Page MenuHomePhabricator

Multiple extensions' CI blocked again by cache corruption error in mwgate-node16-docker
Closed, DuplicatePublic

Description

Similar to T349986

Example output:

11:55:57 npm ERR! errno FETCH_ERROR
11:55:57 npm ERR! invalid json response body at https://registry.npmjs.org/zwitch reason: Invalid response body while trying to fetch https://registry.npmjs.org/zwitch: ENOENT: no such file or directory, stat '/cache/_cacache/content-v2/sha512/c4/13/4b9344a9b882cbfb7cb906102c2e604f34898d68810f1d66155b0e20d655acb63a5ff56f70e6e3ed49b8e9f386fe3ea02a636dd5a35d53ddaa35816fb787'

See https://integration.wikimedia.org/ci/job/mwgate-node16-docker/90347/console

Event Timeline

Jdforrester-WMF renamed this task from Wikibase CI blocked again by cacache corruption error in mwgate-node16-docker to Multiple extensions' CI blocked again by cache corruption error in mwgate-node16-docker.Nov 29 2023, 3:32 PM

That is the same issue described on T295351 which to me is most probably a race condition specially showing up when there are a lot of patches being merged (and thus updating the cache on the fly).
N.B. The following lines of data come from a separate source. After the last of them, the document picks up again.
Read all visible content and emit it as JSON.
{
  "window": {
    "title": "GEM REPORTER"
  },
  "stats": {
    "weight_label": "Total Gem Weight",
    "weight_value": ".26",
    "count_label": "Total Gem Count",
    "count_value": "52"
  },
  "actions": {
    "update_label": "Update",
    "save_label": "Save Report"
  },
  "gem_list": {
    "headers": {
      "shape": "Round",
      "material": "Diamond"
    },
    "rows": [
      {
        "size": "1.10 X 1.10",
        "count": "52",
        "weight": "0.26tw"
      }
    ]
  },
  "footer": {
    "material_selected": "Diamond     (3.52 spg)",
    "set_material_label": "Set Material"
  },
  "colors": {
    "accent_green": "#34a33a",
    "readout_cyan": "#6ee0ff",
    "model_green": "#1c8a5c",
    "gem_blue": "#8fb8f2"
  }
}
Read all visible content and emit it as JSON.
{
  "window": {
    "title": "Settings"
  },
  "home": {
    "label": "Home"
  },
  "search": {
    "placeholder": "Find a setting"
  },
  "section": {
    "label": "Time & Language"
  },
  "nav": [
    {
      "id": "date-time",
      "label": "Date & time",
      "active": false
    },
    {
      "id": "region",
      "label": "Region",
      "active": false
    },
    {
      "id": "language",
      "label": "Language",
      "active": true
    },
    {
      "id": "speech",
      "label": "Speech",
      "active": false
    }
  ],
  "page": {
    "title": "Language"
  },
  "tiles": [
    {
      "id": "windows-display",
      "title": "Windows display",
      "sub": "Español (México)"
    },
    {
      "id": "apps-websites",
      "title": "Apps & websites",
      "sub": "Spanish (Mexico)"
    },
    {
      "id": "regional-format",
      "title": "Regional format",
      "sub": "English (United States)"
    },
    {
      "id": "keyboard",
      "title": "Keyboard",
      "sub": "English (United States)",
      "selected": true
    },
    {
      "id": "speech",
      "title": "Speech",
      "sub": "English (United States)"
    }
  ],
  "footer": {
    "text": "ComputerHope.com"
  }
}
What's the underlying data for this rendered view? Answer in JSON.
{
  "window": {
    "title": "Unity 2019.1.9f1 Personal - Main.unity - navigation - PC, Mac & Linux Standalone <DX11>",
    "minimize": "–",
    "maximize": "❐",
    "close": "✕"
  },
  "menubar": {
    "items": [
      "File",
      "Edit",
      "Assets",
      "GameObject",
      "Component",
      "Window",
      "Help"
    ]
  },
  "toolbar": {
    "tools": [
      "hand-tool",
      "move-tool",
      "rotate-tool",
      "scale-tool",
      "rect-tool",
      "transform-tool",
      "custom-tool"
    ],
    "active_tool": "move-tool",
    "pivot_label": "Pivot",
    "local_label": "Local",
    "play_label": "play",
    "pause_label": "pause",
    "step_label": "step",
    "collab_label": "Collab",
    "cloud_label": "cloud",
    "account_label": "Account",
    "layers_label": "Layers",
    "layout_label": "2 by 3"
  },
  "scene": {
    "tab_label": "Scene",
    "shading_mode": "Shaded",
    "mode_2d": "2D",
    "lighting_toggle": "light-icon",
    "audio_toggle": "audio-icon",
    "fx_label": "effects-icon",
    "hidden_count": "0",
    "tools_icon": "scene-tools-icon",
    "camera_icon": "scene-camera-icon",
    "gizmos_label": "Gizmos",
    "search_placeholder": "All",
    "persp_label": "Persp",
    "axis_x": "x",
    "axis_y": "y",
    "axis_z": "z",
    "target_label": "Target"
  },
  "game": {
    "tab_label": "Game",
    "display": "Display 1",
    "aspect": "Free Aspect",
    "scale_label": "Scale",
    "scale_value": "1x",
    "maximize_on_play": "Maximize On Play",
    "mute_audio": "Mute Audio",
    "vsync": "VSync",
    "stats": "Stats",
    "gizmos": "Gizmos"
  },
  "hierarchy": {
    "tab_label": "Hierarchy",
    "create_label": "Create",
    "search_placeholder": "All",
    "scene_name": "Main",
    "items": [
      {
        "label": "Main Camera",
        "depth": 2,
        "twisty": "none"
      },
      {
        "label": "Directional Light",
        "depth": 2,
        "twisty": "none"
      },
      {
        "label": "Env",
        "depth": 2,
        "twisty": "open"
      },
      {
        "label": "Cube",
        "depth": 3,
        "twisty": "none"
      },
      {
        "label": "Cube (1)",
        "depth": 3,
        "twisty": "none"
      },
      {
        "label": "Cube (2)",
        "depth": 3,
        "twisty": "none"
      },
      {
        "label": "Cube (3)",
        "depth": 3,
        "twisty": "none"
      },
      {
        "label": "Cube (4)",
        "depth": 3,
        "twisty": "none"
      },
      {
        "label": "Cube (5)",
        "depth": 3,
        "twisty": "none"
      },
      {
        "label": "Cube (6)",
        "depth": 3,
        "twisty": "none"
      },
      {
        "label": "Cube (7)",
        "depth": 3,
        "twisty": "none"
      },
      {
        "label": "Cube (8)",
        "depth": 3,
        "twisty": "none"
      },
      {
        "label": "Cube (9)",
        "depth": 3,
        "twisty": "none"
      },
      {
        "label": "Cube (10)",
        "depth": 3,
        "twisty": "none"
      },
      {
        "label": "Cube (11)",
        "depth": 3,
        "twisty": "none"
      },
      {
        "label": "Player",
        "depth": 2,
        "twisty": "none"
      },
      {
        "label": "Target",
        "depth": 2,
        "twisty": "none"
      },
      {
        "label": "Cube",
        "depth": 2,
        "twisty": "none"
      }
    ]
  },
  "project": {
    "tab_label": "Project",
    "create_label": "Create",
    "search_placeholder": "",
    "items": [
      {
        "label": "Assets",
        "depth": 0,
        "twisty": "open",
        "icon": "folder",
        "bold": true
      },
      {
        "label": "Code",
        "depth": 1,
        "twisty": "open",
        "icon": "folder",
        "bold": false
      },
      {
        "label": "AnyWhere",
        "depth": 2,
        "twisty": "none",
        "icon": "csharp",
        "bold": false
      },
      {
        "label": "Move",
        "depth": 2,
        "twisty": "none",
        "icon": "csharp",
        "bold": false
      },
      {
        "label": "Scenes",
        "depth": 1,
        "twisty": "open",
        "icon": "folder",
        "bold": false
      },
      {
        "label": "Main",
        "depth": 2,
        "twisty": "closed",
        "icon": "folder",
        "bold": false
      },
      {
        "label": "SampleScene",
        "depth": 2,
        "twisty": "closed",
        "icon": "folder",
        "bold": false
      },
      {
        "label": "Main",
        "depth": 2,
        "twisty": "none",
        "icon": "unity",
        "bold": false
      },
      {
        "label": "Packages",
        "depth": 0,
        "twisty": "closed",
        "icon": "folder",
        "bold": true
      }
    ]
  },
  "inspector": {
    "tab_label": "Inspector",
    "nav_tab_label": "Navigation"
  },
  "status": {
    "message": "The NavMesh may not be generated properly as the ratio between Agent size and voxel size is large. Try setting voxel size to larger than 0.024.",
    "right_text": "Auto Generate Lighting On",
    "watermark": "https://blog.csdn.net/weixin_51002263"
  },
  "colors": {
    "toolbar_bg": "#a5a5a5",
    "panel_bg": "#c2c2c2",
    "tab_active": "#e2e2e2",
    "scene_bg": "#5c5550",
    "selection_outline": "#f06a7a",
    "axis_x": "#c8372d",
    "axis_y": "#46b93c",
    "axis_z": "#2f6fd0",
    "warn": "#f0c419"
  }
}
That is the case currently since for the last 3 hours CI has been hammered by a series of changes for T352284. See list at https://gerrit.wikimedia.org/r/q/topic:lsc-T352284

Mentioned in SAL (#wikimedia-releng) [2023-11-29T20:37:41Z] <James_F> Ran jforrester@integration-castor05:~$ sudo rm -fR /srv/castor/castor-mw-ext-and-skins/master/mw*-node16-* for T352305

It was working briefly, but now it's corrupted again it seems. :-(

I think it’s working better now? I haven’t encountered this error today (or, as far as I remember, yesterday).

I think it’s working better now? I haven’t encountered this error today (or, as far as I remember, yesterday).

Yes, so far it seems to have stabilised as working, but it seems that it's just an unfortunate event away from recurring.